In short, the United States is the first giant society on earth that has gotten the basics out of the way – it has fed itself, clothed itself, and housed itself – and is now in some sense sitting back and enjoying the good life. I know it doesn’t feel that way when everyone in your family is working long hours or when you are stuck in traffic, but by any rational view through time and space, we are in a unique position. And the inventions of the last twenty years – the CD, the PC, the Internet – take all this to a whole new level. To pick just one example, the idea of downloading a digitally-perfect copy of the latest music at three a.m. on a Sunday morning so that you could replay it at will whenever you want would have been absurd even fifteen years ago.
So now I have drawn this picture of the United States at the head of the pack, leading the world to a new and unimagined place. But what is that place? What happens next?
There is also a dark side to the unprecedented prosperity we enjoy. People in a wealthy America sometimes become bored and do strange things that rarely happen in poorer countries. They spend all their money (and time) on drugs, they meddle in other people’s business, they surf the Net for hours a day, they search in vain for a new meaning to life (enriching successive infomercial-makers along the way), they fill tanning salons in cities where the sun shines all day every day, they become addicted to Home Shopping Network, they take their dogs to the psychiatrist. They live alone in big silent apartments and giant houses. A greater share of the American people are in prison than any other “first world” nation. These are not phenomena you are likely to find in the villages of Nigeria or even in the big cities of China.

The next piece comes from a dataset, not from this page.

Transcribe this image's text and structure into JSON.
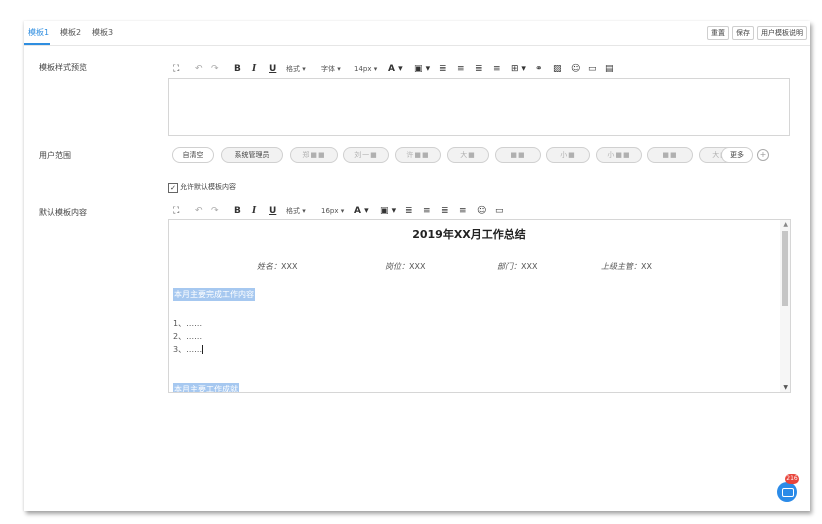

As we become wealthier, will we just do more of these same things? Will we lose the drive, the hustle, the dissatisfaction with the status quo that is an American hallmark? And will the other countries who have emulated us in education, in building and buying cars, in promoting home ownership, now imitate us in these ways as well?
A recent story on CNN reported that over 50% of teenagers in Taiwan are now overweight, and the number is still increasing. The industrious parents of Japan now worry about their children becoming MTV-loving couch potatoes. Many Asians must be shocked when they read stories about members of wealthy American families, like the Hafts of Washington, suing one another.
I do not have any easy answers to these questions. America and the other wealthy nations will continue to get wealthier and to confront whole new ethical, social, and cultural issues. The rest of the world will be watching us, sometimes admiring what we do and other times aghast. I think it likely that each nation will adopt much that is American but also prosper in their own way and style. I certainly hope so, for the good of us all.
Gateways to Seeing the Biggest Picture
Start with Monitoring the World Economy 1820-1992 and Dynamic Forces in Capitalist Development, both by Angus Maddison. This fellow is the guy when it comes to looking at the long-term economic growth of nations. These two books, and his others, are fascinating. The State of Humanity contains a look at every major aspect of the welfare of the world and how it is changing, by the late king of positivism, Julian L. Simon.
Gateways to the World Economy
The best textbook on world economic geography, with lots of information and great maps, is The World Economy: Resources, Location, Trade, and Development, by Anthony R. de Souza and Frederick P. Stutz. The Geography of the World Economy by Paul Knox and John Agnew and Regions and the World Economy: The Coming Shape of Global Production, Competition, and Political Order, by Allen J. Scott are also very good. For ongoing reading, it is hard to beat the weekly Economist Magazine. It gives a different slant from the standard US media, and its articles cover the world on a balanced basis.